Dans ce temps d’oubli et de cloisonnement où l’information reine désarticule l’histoire et masque son sujet tout en l’effaçant, le Chat bleu et son animatrice (ne faut-il pas dire son âme ?) Anne Danais ACCUEILLENT. Accueillent le Chant, le Poème, la Vie, quand il est si courant d’ensevelir ceux qui ont oublié de mourir. C’est précieux, c’est rare.

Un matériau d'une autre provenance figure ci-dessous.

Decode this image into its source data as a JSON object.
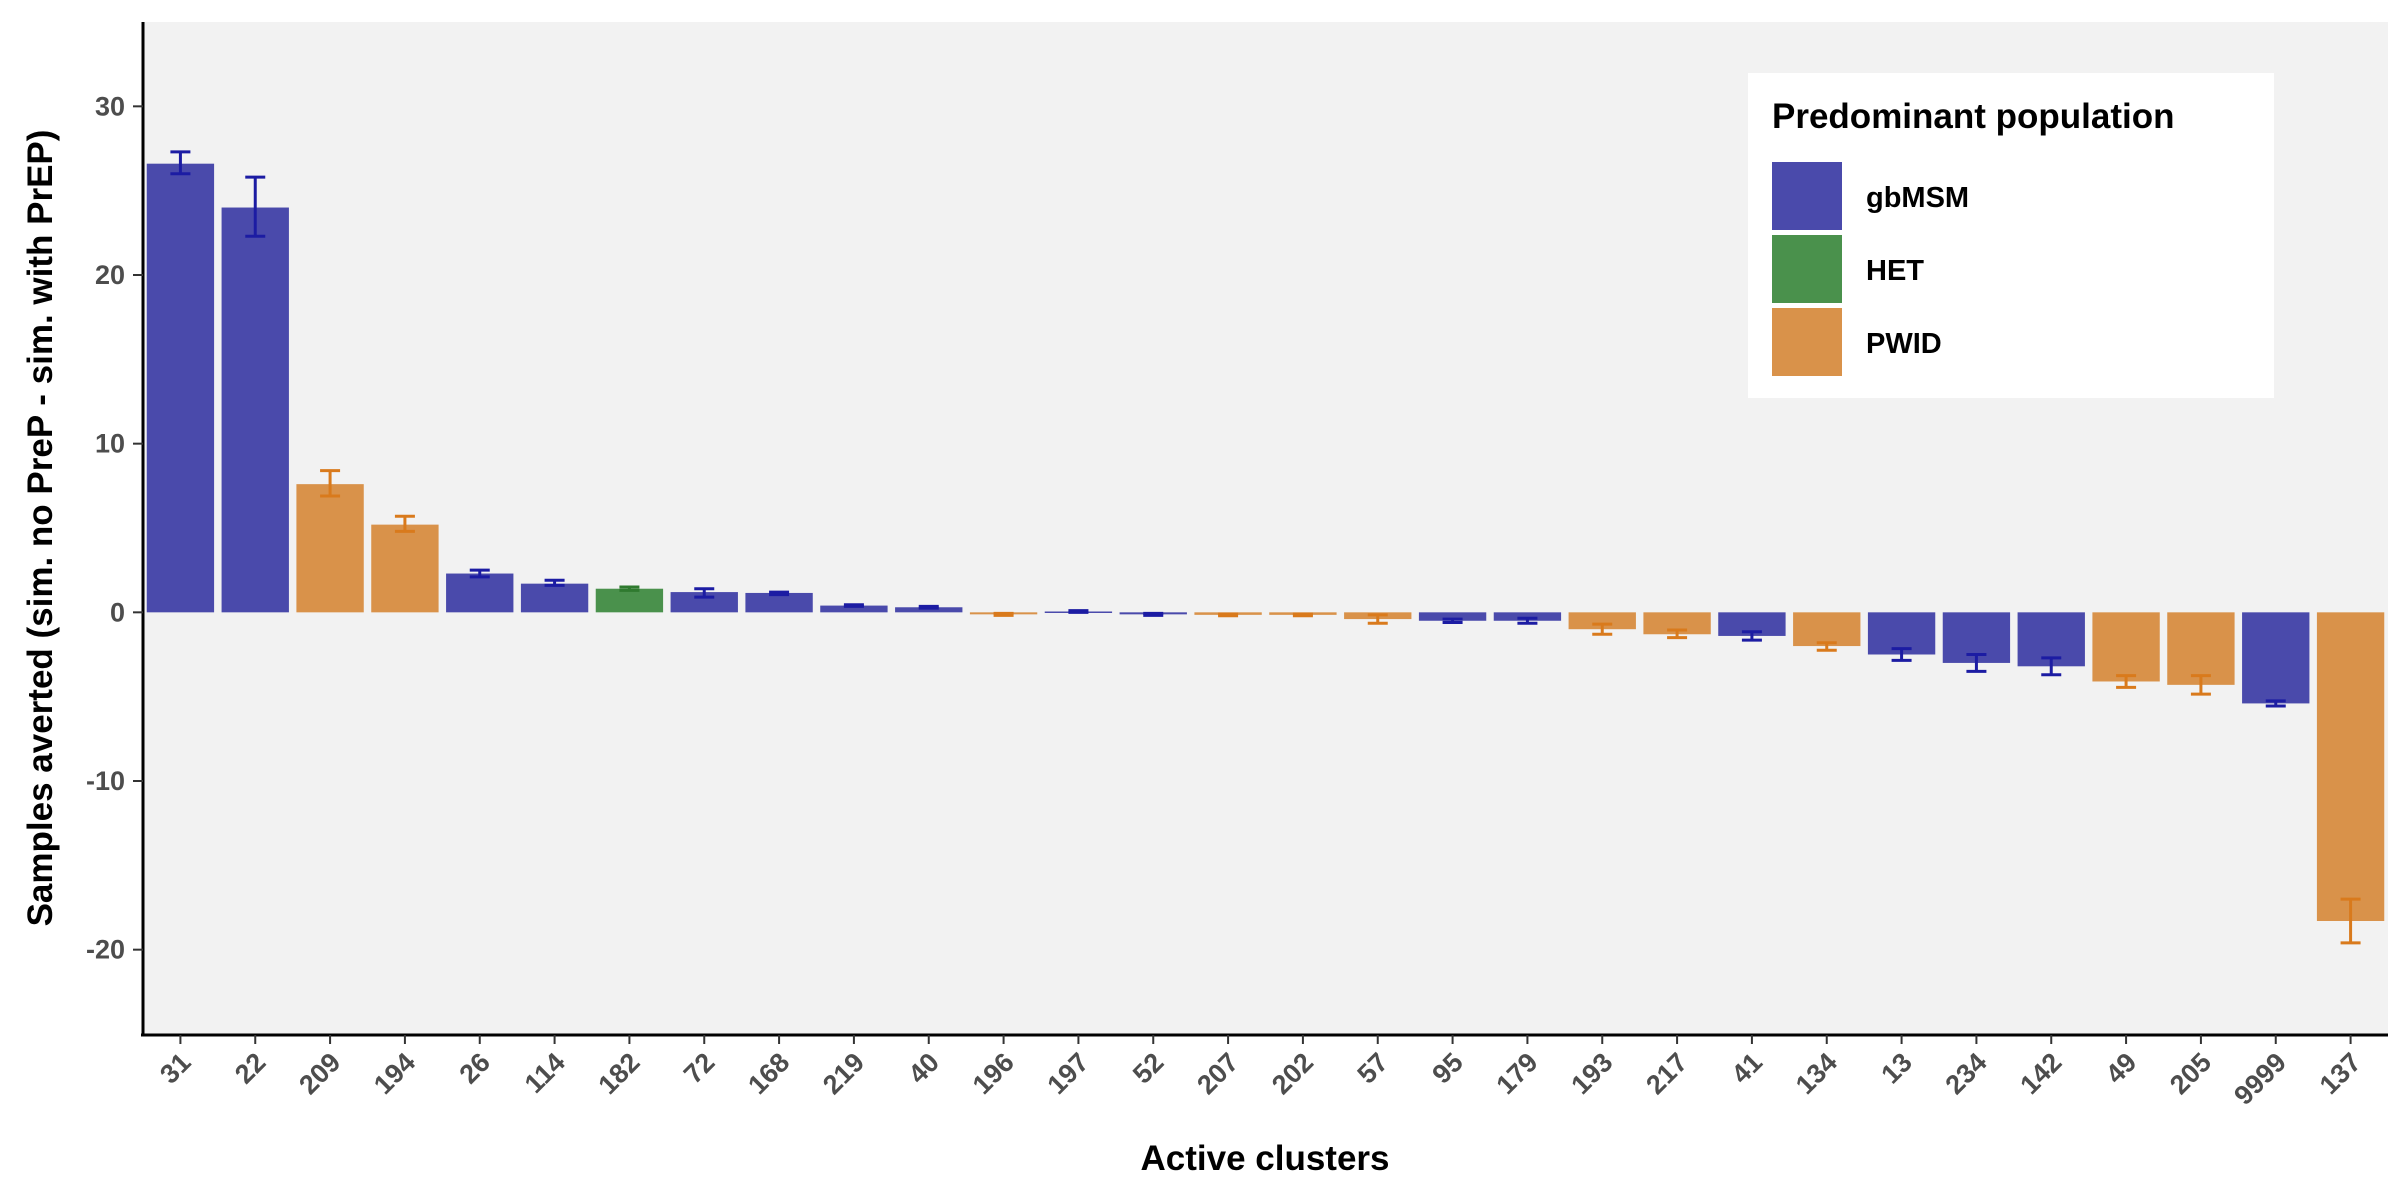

Anne Danais est la maîtresse des lieux, maîtresse d’elle-même, présence intemporelle et tout à la fois moderne et hors des modes, elle tient le pas gagné. Image forte et permanente de la femme comme descendue d’un verset de la bible, rapide, elle glisse dans l’espace et sur le sol sans cacher ses qualités ni ses audaces contradictoires, ni ses gentils doigts de pieds. (« C’est très intelligents les pieds » ! dit Prévert…) Sa vigilance inquiète et son appétit de séduction n’entravent ni le grave ni l’espiègle, ni l’obstination. Elle chante et écrit bien aussi. Elle fourmille d’idées mais donne parole à celles des Autres. Je pense à cette toile de Paul Klee représentant une flèche qui indique un éventuel chemin à prendre, une émotion à découvrir, un temps d’arrêt pour le regard, la vibration, la communion. Flèche, en elle-même belle en couleurs et en traits et qui n’a rien d’un poteau indicateur. Flèche pleine page, pleine toile, telle une voile hissée pour prendre le vent. Le Chat bleu, embarcation sans triche ni vanité.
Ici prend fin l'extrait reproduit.